France: un titre de séjour «métiers en tension» pour étrangers en situation irrégulière

  • Pour pallier le manque de main-d’œuvre, le gouvernement français s’apprête à créer un titre de séjour spécifique
  • «L’effet “rattrapage de la reprise” cause une surchauffe de l’économie ainsi que des tensions sur le marché du travail»

PARIS: Pour pallier le manque de main-d’œuvre, le gouvernement français s’apprête à créer un titre de séjour spécifique.

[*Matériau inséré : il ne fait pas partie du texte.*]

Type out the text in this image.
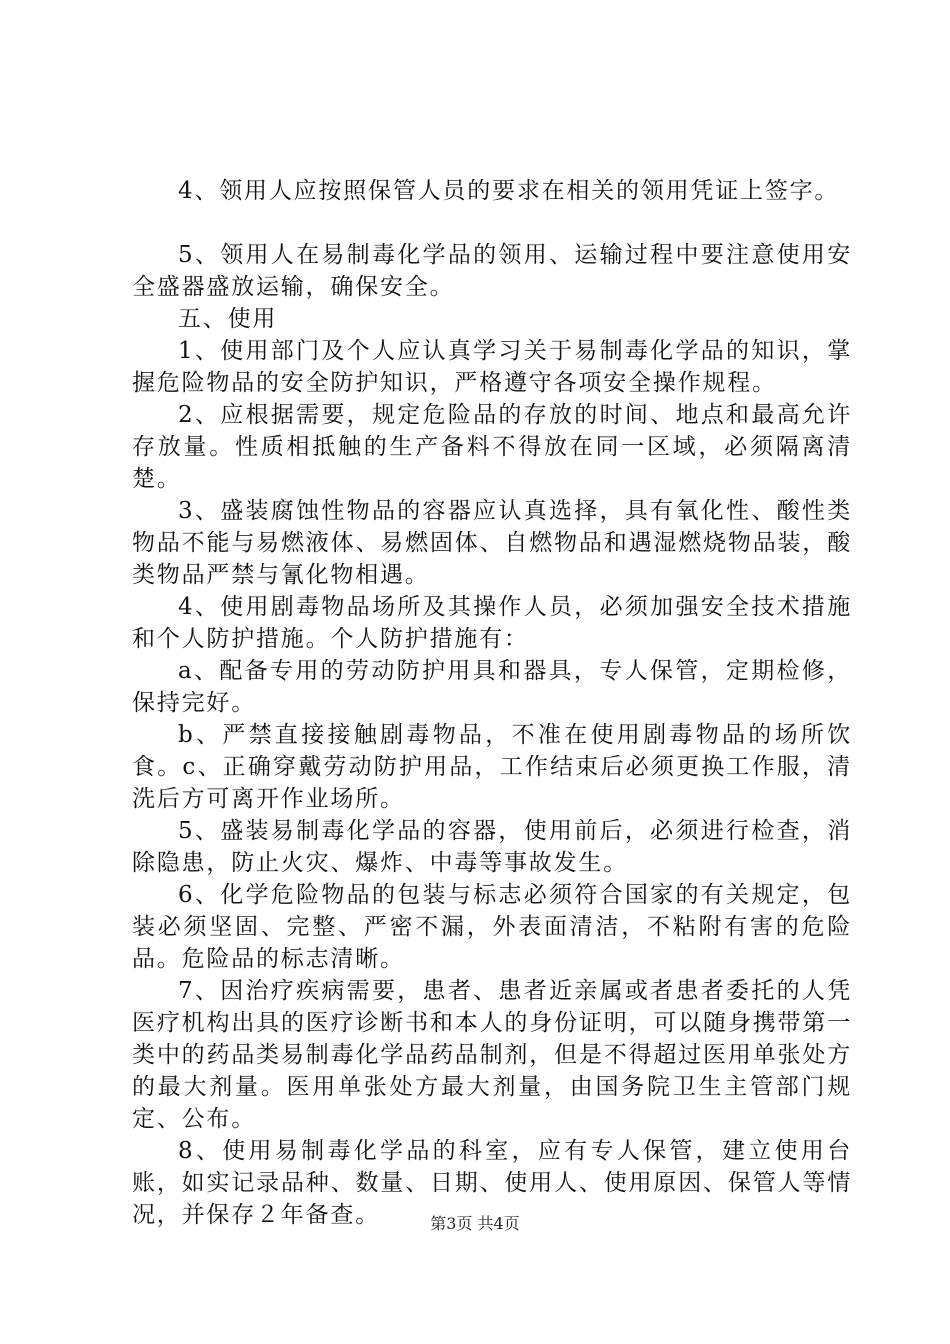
4、领用人应按照保管人员的要求在相关的领用凭证上签字。

5、领用人在易制毒化学品的领用、运输过程中要注意使用安全盛器盛放运输，确保安全。

五、使用

1、使用部门及个人应认真学习关于易制毒化学品的知识，掌握危险物品的安全防护知识，严格遵守各项安全操作规程。

2、应根据需要，规定危险品的存放的时间、地点和最高允许存放量。性质相抵触的生产备料不得放在同一区域，必须隔离清楚。

3、盛装腐蚀性物品的容器应认真选择，具有氧化性、酸性类物品不能与易燃液体、易燃固体、自燃物品和遇湿燃烧物品装，酸类物品严禁与氰化物相遇。

4、使用剧毒物品场所及其操作人员，必须加强安全技术措施和个人防护措施。个人防护措施有：

a、配备专用的劳动防护用具和器具，专人保管，定期检修，保持完好。

b、严禁直接接触剧毒物品，不准在使用剧毒物品的场所饮食。c、正确穿戴劳动防护用品，工作结束后必须更换工作服，清洗后方可离开作业场所。

5、盛装易制毒化学品的容器，使用前后，必须进行检查，消除隐患，防止火灾、爆炸、中毒等事故发生。

6、化学危险物品的包装与标志必须符合国家的有关规定，包装必须坚固、完整、严密不漏，外表面清洁，不粘附有害的危险品。危险品的标志清晰。

7、因治疗疾病需要，患者、患者近亲属或者患者委托的人凭医疗机构出具的医疗诊断书和本人的身份证明，可以随身携带第一类中的药品类易制毒化学品药品制剂，但是不得超过医用单张处方的最大剂量。医用单张处方最大剂量，由国务院卫生主管部门规定、公布。

8、使用易制毒化学品的科室，应有专人保管，建立使用台账，如实记录品种、数量、日期、使用人、使用原因、保管人等情况，并保存２年备查。	第3页 共4页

Dans une interview accordée au journal Le Monde le 2 novembre dernier, les ministres de l’Intérieur et du Travail, Gérald Darmanin et Olivier Dussopt, ont annoncé la possibilité d’accorder un titre de séjour «métiers en tension». Ce dernier permettrait de régulariser les travailleurs immigrés en situation irrégulière en France.

Selon les deux hommes politiques, avec ce dispositif, le salarié n’aura plus besoin de solliciter un certificat Cerfa à son employeur pour formuler une demande de régularisation. Après l’étude de dossier, la préfecture de police pourrait délivrer au postulant un titre de séjour salarié ou temporaire. «Les organisations professionnelles nous disent qu'elles ont besoin qu'on facilite le recrutement d'étrangers. Nous leur proposons des solutions avec ce projet de loi», explique Olivier Dussopt.

Réguler l’immigration du travail?

Les secteurs d’activité qui ont déjà fait appel à des travailleurs étrangers, y compris ceux qui sont en situation irrégulière, comme ceux du BTP, de la restauration, de l’hôtellerie ou de l’agriculture, sont nombreux. Ce constat se trouve confirmé par le porte-parole du gouvernement, Olivier Véran, qui rappelle que les règles actuelles (circulaire Valls de 2012) permettent, sous certaines conditions, la régularisation des sans-papiers par l’embauche.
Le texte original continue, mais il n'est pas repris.